Chang and collaborators at Vilnius University in Lithuania and the Weizmann Institute of Science in Israel studied the TIR protein domain, which gives proteins the ability to recognize patterns and identify pathogens. TIR domains are found in bacteria, plants, and animals, including humans.
Specifically, they studied the TIR protein in a bacterial defense system called type II Thoeris, which sends a signal when an invader is recognized.
The team found that the TIR protein in the system creates a signal using a more diverse set of building blocks than ever seen before. The signal is comprised of the building blocks of DNA, which are molecules called nucleotides, and proteins, which are amino acids. The mixture expands the realm of possible signals, the same way adding numbers to a letter-based password makes the number of possible passwords larger and makes individual passwords harder to guess.
“The permutation space grows exponentially, so the types of signals likely to exist in nature are much more diverse than we would have imagined,” says Kranzusch. “This is the first time we’ve seen them combined to synthesize an immune signal.”

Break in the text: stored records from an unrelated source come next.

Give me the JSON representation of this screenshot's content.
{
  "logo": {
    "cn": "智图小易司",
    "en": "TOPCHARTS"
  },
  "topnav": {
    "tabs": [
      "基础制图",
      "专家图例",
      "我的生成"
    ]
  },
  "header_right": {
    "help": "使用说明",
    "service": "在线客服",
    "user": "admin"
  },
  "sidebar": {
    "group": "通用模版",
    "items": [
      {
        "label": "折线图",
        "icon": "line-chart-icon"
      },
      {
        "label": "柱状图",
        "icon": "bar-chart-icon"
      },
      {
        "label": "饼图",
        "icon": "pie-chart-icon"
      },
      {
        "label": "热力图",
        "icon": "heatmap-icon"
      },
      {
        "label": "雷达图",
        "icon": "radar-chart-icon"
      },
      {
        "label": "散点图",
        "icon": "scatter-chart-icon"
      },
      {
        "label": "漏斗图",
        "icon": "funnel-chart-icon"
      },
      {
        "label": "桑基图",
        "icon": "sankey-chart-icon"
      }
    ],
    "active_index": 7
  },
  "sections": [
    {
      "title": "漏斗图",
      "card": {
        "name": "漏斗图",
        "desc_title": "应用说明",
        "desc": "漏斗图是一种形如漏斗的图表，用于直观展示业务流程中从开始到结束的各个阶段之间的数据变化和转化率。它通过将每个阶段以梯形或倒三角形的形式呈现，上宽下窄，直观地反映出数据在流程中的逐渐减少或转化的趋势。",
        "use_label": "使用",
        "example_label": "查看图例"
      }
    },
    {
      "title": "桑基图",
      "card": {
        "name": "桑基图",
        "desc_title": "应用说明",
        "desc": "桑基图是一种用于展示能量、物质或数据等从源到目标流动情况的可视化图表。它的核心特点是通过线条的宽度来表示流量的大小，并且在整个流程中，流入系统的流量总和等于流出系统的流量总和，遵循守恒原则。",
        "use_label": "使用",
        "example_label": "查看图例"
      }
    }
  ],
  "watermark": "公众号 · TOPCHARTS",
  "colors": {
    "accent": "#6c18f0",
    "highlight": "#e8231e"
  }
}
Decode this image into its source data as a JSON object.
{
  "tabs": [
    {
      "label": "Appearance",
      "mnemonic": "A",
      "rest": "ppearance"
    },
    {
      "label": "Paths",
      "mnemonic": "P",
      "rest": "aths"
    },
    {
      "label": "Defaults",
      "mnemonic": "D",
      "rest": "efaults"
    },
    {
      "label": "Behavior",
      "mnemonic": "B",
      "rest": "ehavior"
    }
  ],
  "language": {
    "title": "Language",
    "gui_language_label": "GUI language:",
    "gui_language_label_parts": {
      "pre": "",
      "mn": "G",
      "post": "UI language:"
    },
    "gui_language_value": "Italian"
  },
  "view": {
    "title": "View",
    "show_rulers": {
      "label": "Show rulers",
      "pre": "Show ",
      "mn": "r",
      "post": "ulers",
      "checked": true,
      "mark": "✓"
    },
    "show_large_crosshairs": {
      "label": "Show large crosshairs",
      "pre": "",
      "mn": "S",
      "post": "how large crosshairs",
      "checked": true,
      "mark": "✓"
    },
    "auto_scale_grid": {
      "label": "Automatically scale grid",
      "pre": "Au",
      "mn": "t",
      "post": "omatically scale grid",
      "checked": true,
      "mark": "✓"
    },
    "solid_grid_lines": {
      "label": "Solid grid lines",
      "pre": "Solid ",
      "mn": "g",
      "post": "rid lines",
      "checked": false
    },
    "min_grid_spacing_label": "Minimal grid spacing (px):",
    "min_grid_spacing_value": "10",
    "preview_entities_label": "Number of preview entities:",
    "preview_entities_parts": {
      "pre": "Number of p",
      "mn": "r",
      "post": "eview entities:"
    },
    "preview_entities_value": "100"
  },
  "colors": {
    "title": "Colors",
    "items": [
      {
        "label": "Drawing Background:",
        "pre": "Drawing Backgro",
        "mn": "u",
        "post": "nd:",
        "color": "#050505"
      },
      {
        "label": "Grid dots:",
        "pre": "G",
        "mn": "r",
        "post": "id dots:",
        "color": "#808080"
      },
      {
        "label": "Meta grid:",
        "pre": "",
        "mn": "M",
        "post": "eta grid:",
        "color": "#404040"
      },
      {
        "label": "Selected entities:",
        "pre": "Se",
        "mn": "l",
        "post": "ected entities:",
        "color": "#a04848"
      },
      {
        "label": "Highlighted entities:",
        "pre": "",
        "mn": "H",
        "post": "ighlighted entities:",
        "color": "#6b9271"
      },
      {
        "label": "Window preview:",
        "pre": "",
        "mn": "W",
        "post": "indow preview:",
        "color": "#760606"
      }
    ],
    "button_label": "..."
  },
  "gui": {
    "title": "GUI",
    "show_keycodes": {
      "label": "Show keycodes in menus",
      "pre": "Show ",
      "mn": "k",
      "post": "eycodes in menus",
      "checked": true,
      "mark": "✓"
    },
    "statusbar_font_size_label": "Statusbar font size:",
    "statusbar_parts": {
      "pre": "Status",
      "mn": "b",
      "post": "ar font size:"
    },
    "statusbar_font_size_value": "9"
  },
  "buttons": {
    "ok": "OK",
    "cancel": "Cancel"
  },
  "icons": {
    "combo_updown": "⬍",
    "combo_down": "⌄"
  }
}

The paper also details how phage counterattack by creating a structure that recognizes, captures, and sequesters those signals, like a sponge. The signals are trapped, so the defense system doesn’t receive them.
How ancient bacterial defenses are relevant to human cancer
Tan is investigating potential Hailong-like proteins in the human genome to learn more about their role in controlling responses to cancer in human cells. Chang is interested in the molecular sponges produced by phage and is exploring their potential use as tools to search for novel types of immune signals.
“We’re pushing our understanding of immune processes in new directions and considering how immune signals are being used for different functions than we’d thought about before,” says Kranzusch. “These discoveries could someday lead to new insights that advance our understanding of cancer immunity and enable new approaches the cancer therapy.”